As the Obama administration draws to a close, officials at the Justice Department are busy commuting sentences of people convicted for drug offenses, especially crack cocaine. And, as Michael Pope reports, nowhere in the country has sentences for crack dealers as long as the Eastern District of Virginia.
After a cooperating witness helped bust Steven Webster’s client for dealing drugs with a gun in the parking lot of a restaurant back in 2012, federal prosecutors did something he wasn’t expecting. They tacked on a second charge, for a gun that was at his house, nowhere near the crime scene. Webster thought that was overkill.
“Really there was only one underlying drug charge and stacking the gun charges on top of each other with just that one underlying drug charge really ran afoul of the DOJ guidance in my estimation,” says Webster.
So he wrote a letter to the U.S. Attorney for the Eastern District of Virginia. He says the response was cordial, although prosecutors refused to back down. The result wasn’t good for his client.
“My client was convicted of both gun charges and the drug charge, however on a post-trial motion the judge did set aside that gun charge, which was a significant event for my client because it reduced his sentence very substantially,” says Webster.
What happened here is a common story in Virginia, where sentences for drug crimes far exceed sentences everywhere else. When the sentencing guidelines for dealing crack were changed a few years ago, the U.S. Sentencing Commission determined that the Eastern District of Virginia had more inmates eligible for reduced sentences than anywhere else in the country.
“Over the years, it’s had the reputation of being a place where you don’t want to be sentenced,” says Molly Gill, director of legal affairs at Families Against Mandatory Minimums. “Tough prosecutors who bring harsh charges, who go after the longest sentences they can get. Judges who are happy to give out those sentences.”
So how did the Eastern District of Virginia become the poster child for excessive sentences? One reason is many of the defendants chose to go to trial instead of taking a plea bargain, a gamble that often resulted in longer sentences when they were convicted.
Tough prosecutors who bring harsh charges, who go after the longest sentences they can get. Judges who are happy to give out those sentences.

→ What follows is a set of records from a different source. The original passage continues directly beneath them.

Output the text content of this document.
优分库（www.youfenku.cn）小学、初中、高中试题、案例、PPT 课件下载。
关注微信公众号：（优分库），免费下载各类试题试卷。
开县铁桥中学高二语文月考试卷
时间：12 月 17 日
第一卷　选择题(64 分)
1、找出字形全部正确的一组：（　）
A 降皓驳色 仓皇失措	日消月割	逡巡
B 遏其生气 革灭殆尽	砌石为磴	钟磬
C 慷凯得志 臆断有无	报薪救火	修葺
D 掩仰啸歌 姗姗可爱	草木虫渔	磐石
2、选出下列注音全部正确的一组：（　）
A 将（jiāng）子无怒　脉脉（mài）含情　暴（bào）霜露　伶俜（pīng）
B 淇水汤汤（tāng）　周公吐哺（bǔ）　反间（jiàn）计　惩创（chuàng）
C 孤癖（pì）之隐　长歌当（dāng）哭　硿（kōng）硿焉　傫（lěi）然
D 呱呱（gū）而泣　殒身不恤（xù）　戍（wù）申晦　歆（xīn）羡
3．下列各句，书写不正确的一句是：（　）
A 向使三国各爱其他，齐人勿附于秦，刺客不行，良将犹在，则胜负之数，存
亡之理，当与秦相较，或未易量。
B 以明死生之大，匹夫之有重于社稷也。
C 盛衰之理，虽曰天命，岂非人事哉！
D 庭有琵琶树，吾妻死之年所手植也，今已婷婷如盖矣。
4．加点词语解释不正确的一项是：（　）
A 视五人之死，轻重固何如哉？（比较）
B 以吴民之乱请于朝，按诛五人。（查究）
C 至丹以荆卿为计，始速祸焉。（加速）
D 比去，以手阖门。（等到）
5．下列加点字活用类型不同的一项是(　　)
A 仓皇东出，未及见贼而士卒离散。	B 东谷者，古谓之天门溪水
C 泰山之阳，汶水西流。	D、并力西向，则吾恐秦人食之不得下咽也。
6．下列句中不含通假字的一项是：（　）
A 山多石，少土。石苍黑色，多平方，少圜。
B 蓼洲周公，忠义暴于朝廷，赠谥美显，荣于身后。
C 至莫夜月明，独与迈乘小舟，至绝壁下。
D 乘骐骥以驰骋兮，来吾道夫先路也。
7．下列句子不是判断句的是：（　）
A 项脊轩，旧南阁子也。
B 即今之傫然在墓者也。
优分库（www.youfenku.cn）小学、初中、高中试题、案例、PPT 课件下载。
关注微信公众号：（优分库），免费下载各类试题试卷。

Another possible reason is the international nature of Northern Virginia, often the headquarters for international criminal enterprises.
But perhaps the most glaring reason is Project Exile, a federal program that started in Richmond in 1997. It shifted prosecutions from the state courts to federal courts.
“It emphasized the prosecution of relatively low-level, often African-American defendants for firearm offenses and any related drug offenses and it imposed mandatory minimum sentences for possession of a gun in connection with a drug offense for five years,” says Geremy Kamens, the public defender for the Eastern District of Virginia.
Kamens says that hit many defendants with sentences that were much longer than they would have gotten if they had been tried in state courts.
“The vast number of people who were sentenced pursuant to these mandatory minimum sentences or to guidelines that were incredibly harsh didn’t deserve such incredibly harsh sentences,” he says.
But did these harsh sentences work? Molly Gill at Families Against Mandatory Minimums says no.
“So when we created these mandatory drug laws 30 years ago, it really wasn’t about science it was about fear and about politics. And 30 years later, we still have drug problems. So, no, they haven’t solved our problems,” Gill says.
But, others say those long sentences are entirely justified.
“Most of these repeat drug dealers, most of these dealers who are moving large amounts of product are involved in all of the other activities that one would assume drug dealers are involved in, which includes crimes of violence, which includes crimes of intimidation, which includes weapons charges,” says Virginia legal expert Rich Kelsey.
Marc Mauer is executive director at the Sentencing Project. Mauer says the idea that going after small-time criminals to catch big-time kingpins didn’t work.
“This rationale has not held up very well in terms of impact because we see decades after the War on Drugs ramped up, still very substantial numbers of low-level people being prosecuted and subjected in many cases to these harsh mandatory penalties.”
Obama and Democrats in Congress agreed. Six years ago, they passed a bill that reduced penalties for some drug crimes. But it was not made retroactive. That means many people are behind bars serving sentences that they wouldn’t receive today, like the 218 year sentence given to one defendant in the Eastern District back in 2004.
“The fact that we give out such enormous amounts of punishment and do it so frequently is really just one more indication of how out of control the period of tough-on-crime era was,” says Mauer.
Obama has commuted more sentences than the last eleven presidents combined, a move that’s not popular with some Republicans. President-elect Trump’s pick attorney general says Obama’s commutations are a disturbing power grab.
But, by the time Obama leaves office, the prison population will actually be lower than when he arrived.